Pode parecer uma pergunta estranha, com uma resposta evidente, mas o cérebro tem de se esforçar surpreendentemente para definir essa fronteira. Agora, cientistas associaram um conjunto específico de ondas cerebrais, numa determinada zona do cérebro, à sensação de propriedade do corpo.
Numa série de novas experiências, investigadores da Suécia e de França submeteram 106 participantes ao chamado “rubber hand illusion” (a ilusão da mão de borracha), monitorizando e estimulando a actividade cerebral para perceber que impacto isso teria.
Esta ilusão clássica consiste em ocultar uma das mãos da pessoa do seu campo de visão e substituí-la por uma mão de borracha. Quando a mão verdadeira e a mão falsa são tocadas repetidamente ao mesmo tempo, pode surgir a sensação inquietante de que a mão de borracha faz parte do corpo.
Os testes - que, numa das experiências, incluíram registos EEG (electroencefalografia) da actividade cerebral - mostraram que a sensação de propriedade do corpo parece resultar da frequência das ondas alfa no córtex parietal, uma região do cérebro responsável por mapear o corpo, processar informação sensorial e construir o sentido de self.
“Nós identificámos um processo cerebral fundamental que molda a nossa experiência contínua de estarmos incorporados”, afirma o autor principal Mariano D’Angelo, neurocientista do Karolinska Institute, na Suécia.
“Os resultados podem fornecer novas pistas sobre condições psiquiátricas como a esquizofrenia, em que o sentido de self é perturbado.”
No primeiro conjunto de experiências, os participantes tiveram um braço robótico a tocar com pequenos toques o dedo indicador da mão verdadeira e da mão falsa, ou exactamente ao mesmo tempo ou com um atraso até 500 milissegundos entre cada toque.
Como era esperado, as pessoas relataram sentir com mais intensidade que a mão falsa fazia parte do seu corpo quando os toques estavam sincronizados, e essa sensação foi diminuindo de forma gradual à medida que aumentava o intervalo entre o que sentiam e o que viam.
Os registos EEG da segunda experiência acrescentaram pormenor: a frequência das ondas alfa no córtex parietal pareceu estar relacionada com a capacidade dos participantes detectarem o atraso temporal entre os toques.

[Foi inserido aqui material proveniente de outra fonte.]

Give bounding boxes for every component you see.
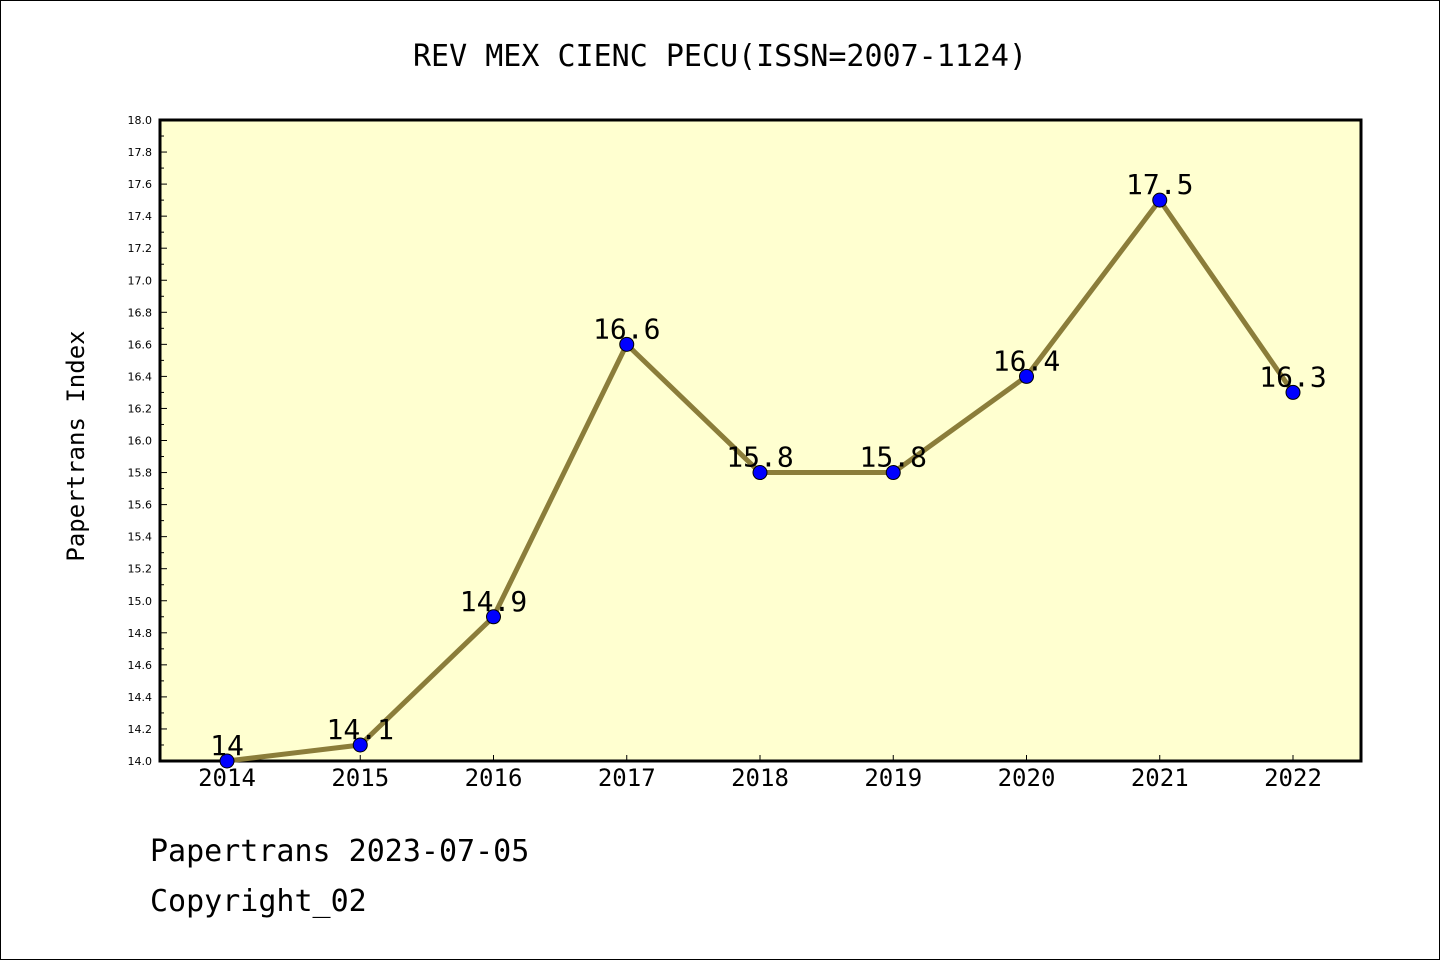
data-label: 15.8	[860, 441, 927, 474]
footer-date: Papertrans 2023-07-05	[150, 834, 530, 869]
y-tick-label: 15.2	[128, 563, 153, 576]
data-label: 14.1	[327, 713, 394, 746]
x-tick-label: 2020	[998, 764, 1056, 792]
data-label: 14	[210, 729, 244, 762]
y-tick-label: 15.4	[128, 531, 153, 544]
data-point	[1285, 384, 1301, 400]
data-point	[619, 336, 635, 352]
x-tick-label: 2019	[864, 764, 922, 792]
y-tick-label: 14.8	[128, 627, 153, 640]
x-tick-label: 2022	[1264, 764, 1322, 792]
y-tick-label: 16.0	[128, 435, 153, 448]
y-tick-label: 14.4	[128, 691, 153, 704]
data-label: 16.3	[1259, 360, 1326, 393]
y-tick-label: 14.0	[128, 755, 153, 768]
data-point	[486, 609, 501, 625]
y-tick-label: 18.0	[128, 114, 153, 127]
series-layer	[219, 192, 1301, 769]
data-point	[752, 465, 768, 481]
data-point	[885, 465, 901, 481]
y-tick-label: 15.0	[128, 595, 153, 608]
y-tick-label: 16.4	[128, 370, 153, 383]
y-tick-label: 14.6	[128, 659, 153, 672]
chart-title: REV MEX CIENC PECU(ISSN=2007-1124)	[413, 39, 1027, 74]
y-tick-label: 17.2	[128, 242, 153, 255]
x-tick-label: 2017	[598, 764, 656, 792]
footer-copyright: Copyright_02	[150, 884, 367, 919]
y-tick-label: 14.2	[128, 723, 153, 736]
data-labels: 14 14.1 14.9 16.6 15.8 15.8 16.4 17.5 16.3	[210, 168, 1327, 762]
plot-area	[158, 118, 1363, 763]
y-axis: 14.0 14.2 14.4 14.6 14.8 15.0 15.2 15.4 15.6 15.8…	[128, 114, 167, 768]
y-tick-label: 16.6	[128, 338, 153, 351]
x-tick-label: 2018	[731, 764, 789, 792]
y-tick-label: 15.8	[128, 467, 153, 480]
data-point	[1152, 192, 1168, 208]
data-label: 16.4	[993, 344, 1060, 377]
x-axis: 2014 2015 2016 2017 2018 2019 2020 2021 2022	[198, 755, 1322, 792]
x-tick-label: 2016	[465, 764, 523, 792]
data-label: 14.9	[460, 585, 527, 618]
data-label: 17.5	[1126, 168, 1193, 201]
x-tick-label: 2021	[1131, 764, 1189, 792]
data-point	[1019, 368, 1034, 384]
y-axis-label: Papertrans Index	[62, 330, 90, 561]
y-tick-label: 15.6	[128, 499, 153, 512]
y-tick-label: 16.2	[128, 402, 153, 415]
y-tick-label: 17.6	[128, 178, 153, 191]
x-tick-label: 2014	[198, 764, 256, 792]
data-label: 16.6	[593, 312, 660, 345]
y-tick-label: 17.8	[128, 146, 153, 159]
y-tick-label: 17.4	[128, 210, 153, 223]
data-point	[352, 737, 368, 753]
data-point	[219, 753, 235, 769]
y-tick-label: 17.0	[128, 274, 153, 287]
x-tick-label: 2015	[331, 764, 389, 792]
data-label: 15.8	[726, 441, 793, 474]
y-tick-label: 16.8	[128, 306, 153, 319]
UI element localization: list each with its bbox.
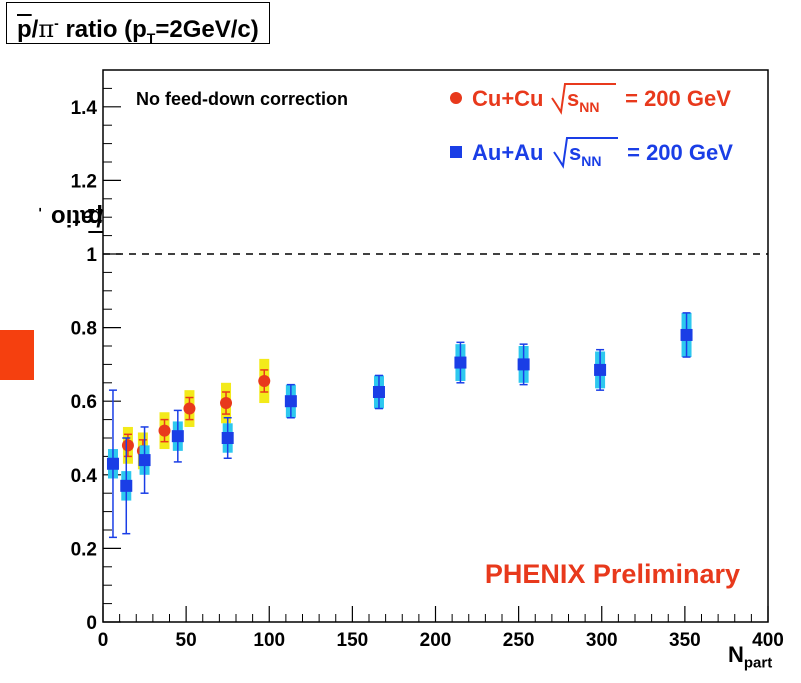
y-tick-label: 0.4: [71, 466, 98, 487]
circle-marker: [220, 397, 233, 410]
square-marker: [680, 328, 693, 341]
au-au-data-point: [594, 348, 607, 391]
circle-marker: [121, 439, 134, 452]
au-au-data-point: [138, 426, 151, 494]
side-color-block: [0, 330, 34, 380]
legend-circle-marker: [450, 92, 462, 104]
cu-cu-data-point: [158, 412, 171, 450]
legend-square-marker: [450, 146, 462, 158]
au-au-data-point: [106, 389, 119, 539]
x-axis-label: Npart: [728, 642, 773, 672]
x-tick-label: 0: [98, 630, 109, 651]
square-marker: [106, 457, 119, 470]
chart-axes: 0 50 100 150 200 250 300 350 400 0 0.2 0.4 0.6 0.8 1 1.…: [71, 69, 784, 651]
sqrt-symbol: [551, 83, 616, 115]
au-au-data-point: [680, 312, 693, 358]
au-au-data-point: [120, 437, 133, 535]
chart-series: [106, 312, 693, 539]
square-marker: [454, 356, 467, 369]
au-au-data-point: [284, 383, 297, 419]
cu-cu-data-point: [258, 358, 271, 404]
x-tick-label: 200: [420, 630, 452, 651]
circle-marker: [183, 402, 196, 415]
square-marker: [221, 432, 234, 444]
square-marker: [120, 479, 133, 492]
cu-cu-data-point: [220, 382, 233, 424]
square-marker: [594, 363, 607, 376]
square-marker: [171, 430, 184, 443]
chart-text: No feed-down correction Cu+Cu sNN = 200 G…: [136, 83, 740, 589]
y-tick-label: 1: [86, 245, 97, 266]
au-au-data-point: [171, 409, 184, 463]
chart-title: p/π- ratio (pT=2GeV/c): [6, 2, 270, 46]
legend-cu-cu: Cu+Cu sNN = 200 GeV: [472, 86, 731, 115]
y-tick-label: 1.2: [71, 171, 97, 192]
y-tick-label: 1.4: [71, 98, 98, 119]
square-marker: [284, 395, 297, 408]
x-tick-label: 350: [669, 630, 701, 651]
au-au-data-point: [221, 417, 234, 459]
x-tick-label: 400: [752, 630, 784, 651]
y-tick-label: 0.8: [71, 319, 97, 340]
au-au-data-point: [454, 341, 467, 384]
x-tick-label: 100: [253, 630, 285, 651]
legend-au-au: Au+Au sNN = 200 GeV: [472, 140, 733, 169]
square-marker: [372, 386, 385, 398]
sqrt-symbol: [553, 137, 618, 169]
y-tick-label: 0.2: [71, 539, 97, 560]
phenix-preliminary-label: PHENIX Preliminary: [485, 559, 740, 589]
y-tick-label: 0: [86, 613, 97, 634]
x-tick-label: 150: [337, 630, 369, 651]
feed-down-annotation: No feed-down correction: [136, 89, 348, 109]
square-marker: [138, 454, 151, 467]
circle-marker: [258, 374, 271, 387]
circle-marker: [158, 424, 171, 437]
y-tick-label: 0.6: [71, 392, 97, 413]
au-au-data-point: [372, 374, 385, 410]
square-marker: [517, 358, 530, 371]
cu-cu-data-point: [183, 390, 196, 427]
au-au-data-point: [517, 343, 530, 386]
x-tick-label: 50: [176, 630, 197, 651]
cu-cu-data-point: [121, 426, 134, 464]
x-tick-label: 250: [503, 630, 535, 651]
x-tick-label: 300: [586, 630, 618, 651]
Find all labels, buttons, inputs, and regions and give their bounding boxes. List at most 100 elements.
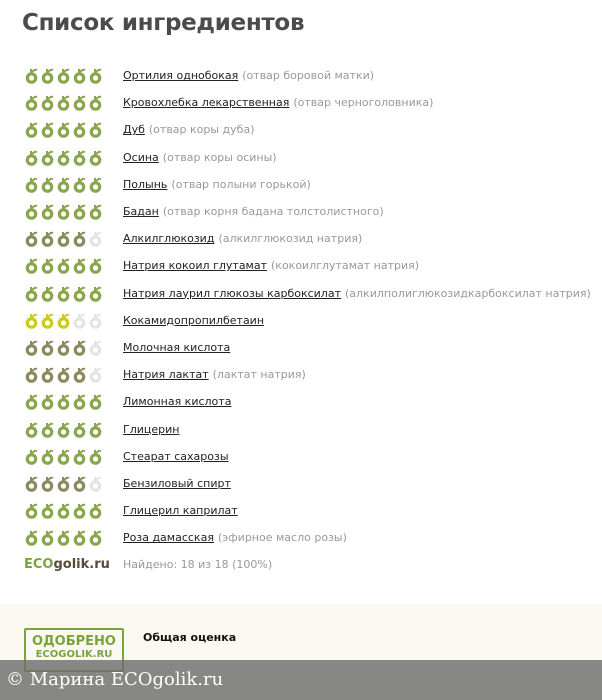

Quem apresentava ondas alfa mais rápidas parecia excluir a possibilidade de a mão falsa ser “sua” mesmo com um intervalo mínimo entre os toques, enquanto quem tinha ondas mais lentas tinha maior probabilidade de sentir a mão falsa como sendo a própria, mesmo quando os toques estavam mais desencontrados no tempo.
Por fim, os investigadores procuraram perceber se a frequência destas ondas cerebrais controla realmente a sensação de propriedade do corpo, ou se ambas poderiam ser consequências de algum outro factor.
Com um terceiro grupo de participantes, recorreram a uma técnica não invasiva chamada estimulação transcraniana por corrente alternada para acelerar ou abrandar a frequência das ondas alfa de uma pessoa. E, de facto, isso pareceu acompanhar o quão “real” a mão falsa era sentida.
Acelerar as ondas alfa de alguém deu origem a um sentido de propriedade do corpo mais restrito e definido, tornando as pessoas mais sensíveis a pequenas discrepâncias de tempo. Abrandar essas ondas produziu o efeito oposto: tornou mais difícil distinguir entre o próprio corpo e o mundo exterior.
“Os nossos resultados ajudam a explicar como o cérebro resolve o desafio de integrar sinais do corpo para criar um sentido de self coerente”, diz Henrik Ehrsson, neurocientista no Karolinska.
Os investigadores defendem que estas conclusões podem abrir caminho a uma nova compreensão - ou a tratamentos - para situações em que os mapas corporais do cérebro se desajustam, como na esquizofrenia ou na sensação de “membros fantasma” relatada por pessoas amputadas.
Isto também poderá contribuir para próteses mais realistas, ou até para ferramentas de realidade virtual.
A investigação foi publicada na revista Nature Communications.